Great Leaders Strong Schools is among charter school interests and taxpayer groups who brought the bill to lawmakers, advocating a change to the formula so it provides additional funding for charters and school districts which cannot reap the tax benefits of more affluent school districts.
There are strings attached.
Programs providing additional teacher funding for school districts would be eliminated.
District schools can opt in to a new state student funding formula, but it requires the districts to eliminate their bonds and budget overrides. Conditions some rural school districts find unacceptable.
"For us, it would be a loss of about $588,000," said Chino Valley School Superintendent John Scholl.
Scholl, who attended Monday's hearing but was not allowed to speak, met later with Senate President Karen Fann about the bill.
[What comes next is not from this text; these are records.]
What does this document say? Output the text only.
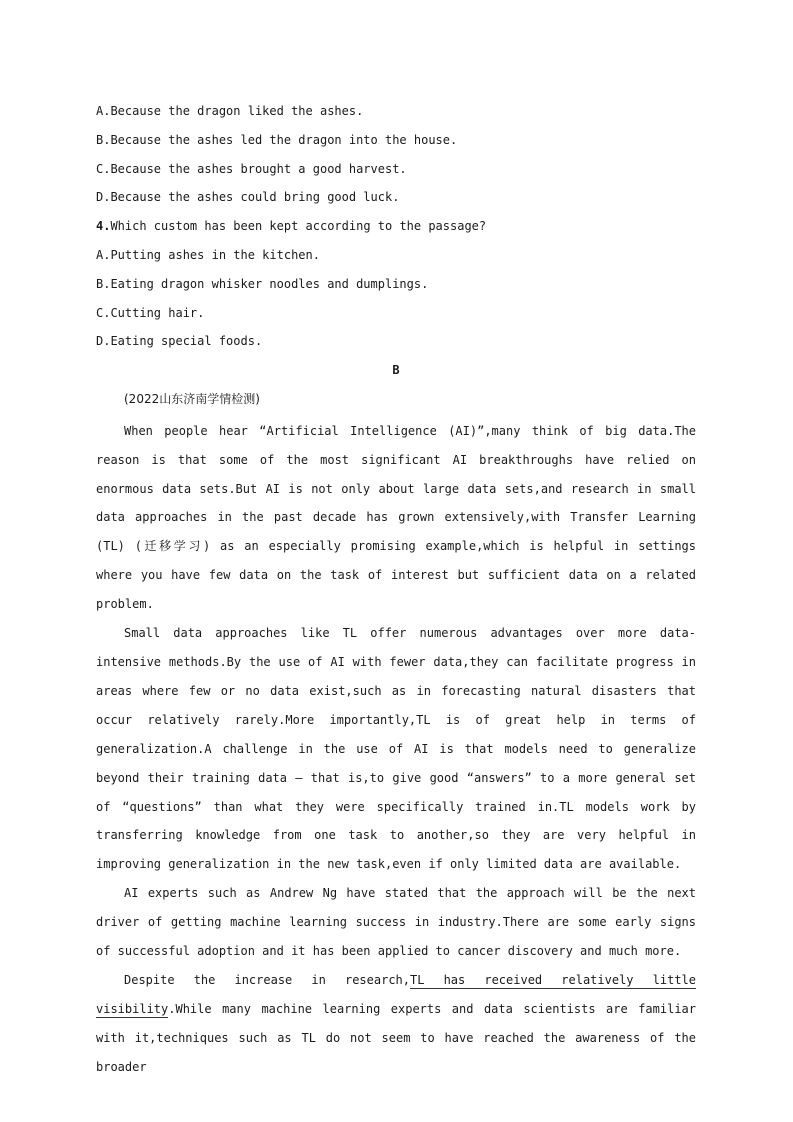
A.Because the dragon liked the ashes.
B.Because the ashes led the dragon into the house.
C.Because the ashes brought a good harvest.
D.Because the ashes could bring good luck.
4.Which custom has been kept according to the passage?
A.Putting ashes in the kitchen.
B.Eating dragon whisker noodles and dumplings.
C.Cutting hair.
D.Eating special foods.
B
(2022山东济南学情检测)

When people hear “Artificial Intelligence (AI)”,many think of big data.The reason is that some of the most significant AI breakthroughs have relied on enormous data sets.But AI is not only about large data sets,and research in small data approaches in the past decade has grown extensively,with Transfer Learning (TL) (迁移学习) as an especially promising example,which is helpful in settings where you have few data on the task of interest but sufficient data on a related problem.

Small data approaches like TL offer numerous advantages over more data-intensive methods.By the use of AI with fewer data,they can facilitate progress in areas where few or no data exist,such as in forecasting natural disasters that occur relatively rarely.More importantly,TL is of great help in terms of generalization.A challenge in the use of AI is that models need to generalize beyond their training data — that is,to give good “answers” to a more general set of “questions” than what they were specifically trained in.TL models work by transferring knowledge from one task to another,so they are very helpful in improving generalization in the new task,even if only limited data are available.

AI experts such as Andrew Ng have stated that the approach will be the next driver of getting machine learning success in industry.There are some early signs of successful adoption and it has been applied to cancer discovery and much more.

Despite the increase in research,TL has received relatively little visibility.While many machine learning experts and data scientists are familiar with it,techniques such as TL do not seem to have reached the awareness of the broader
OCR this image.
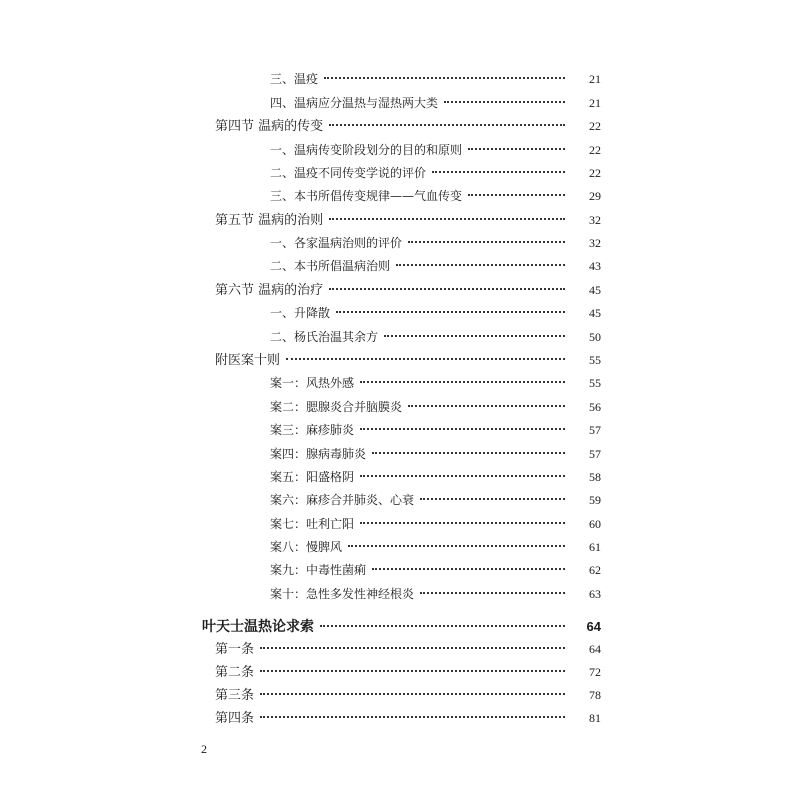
三、温疫	21
四、温病应分温热与湿热两大类	21
第四节 温病的传变	22
一、温病传变阶段划分的目的和原则	22
二、温疫不同传变学说的评价	22
三、本书所倡传变规律——气血传变	29
第五节 温病的治则	32
一、各家温病治则的评价	32
二、本书所倡温病治则	43
第六节 温病的治疗	45
一、升降散	45
二、杨氏治温其余方	50
附医案十则	55
案一：风热外感	55
案二：腮腺炎合并脑膜炎	56
案三：麻疹肺炎	57
案四：腺病毒肺炎	57
案五：阳盛格阴	58
案六：麻疹合并肺炎、心衰	59
案七：吐利亡阳	60
案八：慢脾风	61
案九：中毒性菌痢	62
案十：急性多发性神经根炎	63
叶天士温热论求索	64
第一条	64
第二条	72
第三条	78
第四条	81
2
"I thought it went very well. I felt like her and her staff listened to us. And I think they understand the concerns we have," Scholl said.
According to the Joint Legislative Budget Committee, half of Arizona's rural school districts lose money under this plan. But Matt Simon argues the current formula creates a real disparity between schools. "You have a situation where students are worth $5,000 less than other students simply because of the school district they attend."
Because of the money involved, the bill is expected to be included in the budget process. And a threat rural schools may lose money might not sit well with lawmakers up for election in August.
"It's our opinion once that becomes known, there is not likely a path forward for this part of the plan," said Chris Kotterman of the Arizona School Board Association.
It may take a while before the full House and then the Senate gets to debate the funding plan.